I read a bit of Rilke last night, largely because I wanted to casually drop into my essay that I’m the kind of person who reads Rilke, but the point is I was finally able to feel a connection again, especially this bit:

““Be patient toward all that is unsolved in your heart and try to love the questions themselves, like locked rooms and like books that are now written in a very foreign tongue. Do not now seek the answers, which cannot be given you because you would not be able to live them. And the point is, to live everything. Live the questions now. Perhaps you will then gradually, without noticing it, live along some distant day into the answer.”

That’s good advice. And it’s always, I admit, a sightly sadistic comfort for me in knowing the loneliness and isolation that even a great soul and mind like his must’ve endured to be able write this. Even if the feeling less alone is through pain, uncertainty, or despair, you’re still less alone. That’s the closest thing I can offer to hope to all of you and to myself today. But it’s enough.

Published by Jack Canfora

I'm an award winning and losing playwright and screenwriter; I'm a dad of two great kids, an aggressive spoiler of dogs, and hopelessly addicted to baseball and The Beatles. I have no recollection of ever having worn a mullet, yet photos in the 80's say otherwise.

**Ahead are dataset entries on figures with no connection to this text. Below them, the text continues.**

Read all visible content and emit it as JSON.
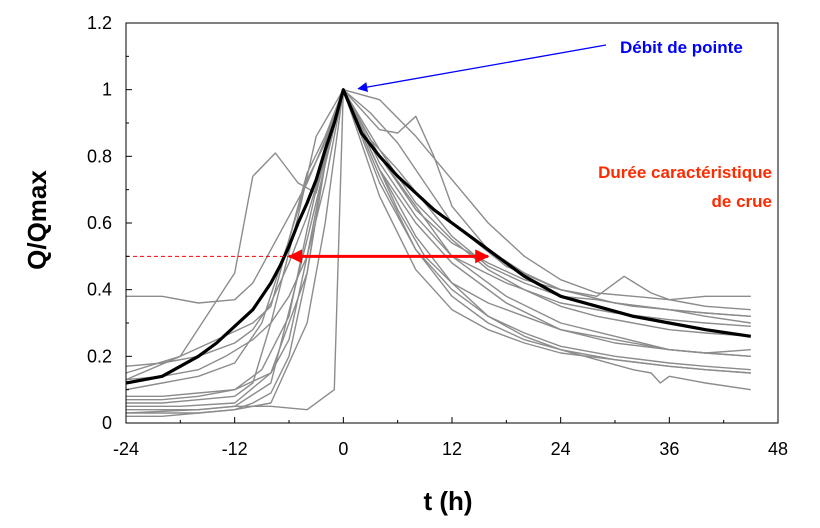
{
  "chart_data": {
    "type": "line",
    "title": "",
    "xlabel": "t (h)",
    "ylabel": "Q/Qmax",
    "xlim": [
      -24,
      48
    ],
    "ylim": [
      0,
      1.2
    ],
    "xticks": [
      -24,
      -12,
      0,
      12,
      24,
      36,
      48
    ],
    "yticks": [
      0,
      0.2,
      0.4,
      0.6,
      0.8,
      1,
      1.2
    ],
    "xtick_labels": [
      "-24",
      "-12",
      "0",
      "12",
      "24",
      "36",
      "48"
    ],
    "ytick_labels": [
      "0",
      "0.2",
      "0.4",
      "0.6",
      "0.8",
      "1",
      "1.2"
    ],
    "grid": false,
    "colors": {
      "events": "#8c8c8c",
      "mean": "#000000",
      "peak_annotation": "#0000ff",
      "duration_annotation": "#ff0000"
    },
    "mean_series": {
      "x": [
        -24,
        -22,
        -20,
        -18,
        -16,
        -14,
        -12,
        -10,
        -8,
        -7,
        -6,
        -5,
        -4,
        -3,
        -2,
        -1,
        0,
        2,
        4,
        6,
        8,
        10,
        12,
        14,
        16,
        18,
        20,
        24,
        28,
        32,
        36,
        40,
        45
      ],
      "y": [
        0.12,
        0.13,
        0.14,
        0.17,
        0.2,
        0.24,
        0.29,
        0.34,
        0.42,
        0.47,
        0.53,
        0.6,
        0.66,
        0.73,
        0.82,
        0.9,
        1.0,
        0.87,
        0.8,
        0.74,
        0.69,
        0.64,
        0.6,
        0.56,
        0.52,
        0.48,
        0.44,
        0.38,
        0.35,
        0.32,
        0.3,
        0.28,
        0.26
      ]
    },
    "series": [
      {
        "x": [
          -24,
          -18,
          -12,
          -8,
          -4,
          -2,
          0,
          4,
          8,
          12,
          18,
          24,
          30,
          36,
          40,
          45
        ],
        "y": [
          0.05,
          0.05,
          0.06,
          0.15,
          0.45,
          0.78,
          1.0,
          0.8,
          0.65,
          0.5,
          0.38,
          0.3,
          0.26,
          0.22,
          0.21,
          0.2
        ]
      },
      {
        "x": [
          -24,
          -18,
          -12,
          -10,
          -7.5,
          -5,
          -3,
          0,
          4,
          8,
          12,
          18,
          24,
          30,
          36,
          40,
          45
        ],
        "y": [
          0.13,
          0.2,
          0.45,
          0.74,
          0.81,
          0.72,
          0.69,
          1.0,
          0.78,
          0.62,
          0.5,
          0.42,
          0.36,
          0.33,
          0.31,
          0.3,
          0.29
        ]
      },
      {
        "x": [
          -24,
          -20,
          -16,
          -12,
          -8,
          -4,
          -1,
          0,
          4,
          8,
          12,
          18,
          24,
          30,
          36,
          40,
          45
        ],
        "y": [
          0.04,
          0.04,
          0.04,
          0.05,
          0.05,
          0.04,
          0.1,
          1.0,
          0.76,
          0.6,
          0.48,
          0.36,
          0.28,
          0.24,
          0.22,
          0.21,
          0.2
        ]
      },
      {
        "x": [
          -24,
          -20,
          -16,
          -12,
          -10,
          -8,
          -6,
          -4,
          -2,
          0,
          4,
          8,
          12,
          16,
          20,
          24,
          28,
          32,
          36,
          40,
          45
        ],
        "y": [
          0.38,
          0.38,
          0.36,
          0.37,
          0.42,
          0.52,
          0.62,
          0.72,
          0.85,
          1.0,
          0.97,
          0.86,
          0.73,
          0.6,
          0.5,
          0.43,
          0.39,
          0.38,
          0.37,
          0.38,
          0.38
        ]
      },
      {
        "x": [
          -24,
          -16,
          -12,
          -8,
          -4,
          0,
          4,
          6,
          8,
          10,
          12,
          16,
          20,
          24,
          30,
          36,
          40,
          45
        ],
        "y": [
          0.03,
          0.04,
          0.05,
          0.12,
          0.55,
          1.0,
          0.88,
          0.87,
          0.92,
          0.8,
          0.65,
          0.52,
          0.45,
          0.4,
          0.36,
          0.34,
          0.33,
          0.32
        ]
      },
      {
        "x": [
          -24,
          -18,
          -14,
          -10,
          -8,
          -6,
          -4,
          -2,
          0,
          3,
          6,
          9,
          12,
          18,
          24,
          30,
          36,
          40,
          45
        ],
        "y": [
          0.15,
          0.2,
          0.25,
          0.3,
          0.35,
          0.55,
          0.75,
          0.86,
          1.0,
          0.93,
          0.84,
          0.72,
          0.6,
          0.47,
          0.4,
          0.36,
          0.34,
          0.33,
          0.32
        ]
      },
      {
        "x": [
          -24,
          -20,
          -16,
          -12,
          -9,
          -6,
          -4,
          -2,
          0,
          4,
          8,
          12,
          16,
          20,
          24,
          30,
          36,
          40,
          45
        ],
        "y": [
          0.1,
          0.12,
          0.14,
          0.18,
          0.3,
          0.55,
          0.73,
          0.84,
          1.0,
          0.74,
          0.52,
          0.4,
          0.32,
          0.27,
          0.23,
          0.2,
          0.18,
          0.17,
          0.16
        ]
      },
      {
        "x": [
          -24,
          -20,
          -16,
          -12,
          -10,
          -8,
          -5,
          -3,
          0,
          4,
          8,
          12,
          16,
          20,
          24,
          30,
          36,
          40,
          45
        ],
        "y": [
          0.06,
          0.06,
          0.07,
          0.08,
          0.12,
          0.3,
          0.62,
          0.86,
          1.0,
          0.72,
          0.52,
          0.38,
          0.3,
          0.25,
          0.22,
          0.19,
          0.17,
          0.16,
          0.15
        ]
      },
      {
        "x": [
          -24,
          -20,
          -16,
          -12,
          -8,
          -6,
          -4,
          -2,
          0,
          3,
          6,
          9,
          12,
          16,
          20,
          24,
          28,
          32,
          36,
          40,
          45
        ],
        "y": [
          0.08,
          0.08,
          0.09,
          0.1,
          0.15,
          0.25,
          0.5,
          0.78,
          1.0,
          0.85,
          0.76,
          0.66,
          0.56,
          0.47,
          0.42,
          0.38,
          0.37,
          0.35,
          0.34,
          0.32,
          0.3
        ]
      },
      {
        "x": [
          -24,
          -20,
          -16,
          -12,
          -8,
          -4,
          -2,
          0,
          4,
          8,
          12,
          16,
          20,
          24,
          30,
          36,
          40,
          45
        ],
        "y": [
          0.03,
          0.03,
          0.03,
          0.04,
          0.06,
          0.3,
          0.6,
          1.0,
          0.68,
          0.46,
          0.34,
          0.28,
          0.24,
          0.21,
          0.19,
          0.17,
          0.16,
          0.15
        ]
      },
      {
        "x": [
          -24,
          -20,
          -16,
          -12,
          -9,
          -6,
          -4,
          -2,
          0,
          4,
          8,
          12,
          16,
          20,
          24,
          28,
          31,
          34,
          36,
          38,
          40,
          45
        ],
        "y": [
          0.07,
          0.07,
          0.08,
          0.1,
          0.16,
          0.32,
          0.58,
          0.82,
          1.0,
          0.8,
          0.64,
          0.54,
          0.48,
          0.43,
          0.4,
          0.38,
          0.44,
          0.39,
          0.37,
          0.36,
          0.35,
          0.34
        ]
      },
      {
        "x": [
          -24,
          -20,
          -16,
          -12,
          -10,
          -8,
          -6,
          -4,
          -2,
          0,
          3,
          6,
          9,
          12,
          16,
          20,
          24,
          30,
          34,
          36,
          40,
          45
        ],
        "y": [
          0.17,
          0.18,
          0.2,
          0.24,
          0.28,
          0.36,
          0.48,
          0.62,
          0.8,
          1.0,
          0.82,
          0.64,
          0.5,
          0.42,
          0.36,
          0.32,
          0.28,
          0.25,
          0.23,
          0.22,
          0.21,
          0.22
        ]
      },
      {
        "x": [
          -24,
          -20,
          -16,
          -12,
          -10,
          -8,
          -6,
          -4,
          -2,
          0,
          4,
          8,
          12,
          16,
          20,
          24,
          28,
          32,
          34,
          35,
          36,
          40,
          45
        ],
        "y": [
          0.02,
          0.02,
          0.03,
          0.04,
          0.06,
          0.09,
          0.2,
          0.45,
          0.78,
          1.0,
          0.76,
          0.56,
          0.42,
          0.32,
          0.26,
          0.22,
          0.19,
          0.16,
          0.15,
          0.12,
          0.14,
          0.12,
          0.1
        ]
      },
      {
        "x": [
          -24,
          -20,
          -16,
          -13,
          -10,
          -8,
          -6,
          -4,
          -2,
          0,
          4,
          8,
          12,
          16,
          20,
          24,
          28,
          32,
          36,
          40,
          45
        ],
        "y": [
          0.13,
          0.14,
          0.16,
          0.2,
          0.25,
          0.3,
          0.38,
          0.5,
          0.72,
          1.0,
          0.82,
          0.66,
          0.55,
          0.46,
          0.4,
          0.35,
          0.32,
          0.3,
          0.28,
          0.27,
          0.26
        ]
      }
    ],
    "annotations": [
      {
        "text": "Débit de pointe",
        "arrow_to": {
          "x": 0,
          "y": 1.0
        }
      },
      {
        "text_lines": [
          "Durée caractéristique",
          "de crue"
        ],
        "double_arrow": {
          "x1": -6,
          "x2": 16,
          "y": 0.5
        },
        "dashed_reference": {
          "x1": -24,
          "x2": -6,
          "y": 0.5
        }
      }
    ]
  }
}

4 thoughts on “We Read To Know We’re Not Alone

  1. Good advice. I feel a lot of where you are coming from in this blog today. After my initial rage/screaming/crying/wanting to kill of Friday night’s news of RBG’s passing, I realized I need to pace myself. Couldn’t focus on the big, 600 page history of Black migration that I’m slogging through, so baby stepped through a couple Vanity Fairs and New York Magazines that were backlogged on my nightstand. Baby steps are the key.

    Stay well, my friend!

  2. Live the questions now. Perhaps you will then gradually, without noticing it, live along some distant day into the answer. That is some kind of beautiful! Thanks for this introduction to Rilke for a noob. I cannot agree more with everything said. I remember 8 years back when I was at my lowest, devouring books, 2-3 each week. I miss that reading frenzy, i doubt I ever connect to writing ever since. Like you said, these days reading more than 2 pages seem like a task. The random lashouts, some of them my fault and then wanting to keep the drama away has gotten me into this alienating bind. It’s peaceful but also very silent? I hope when this shitfest ends, COVID hasn’t beaten the crap out of us.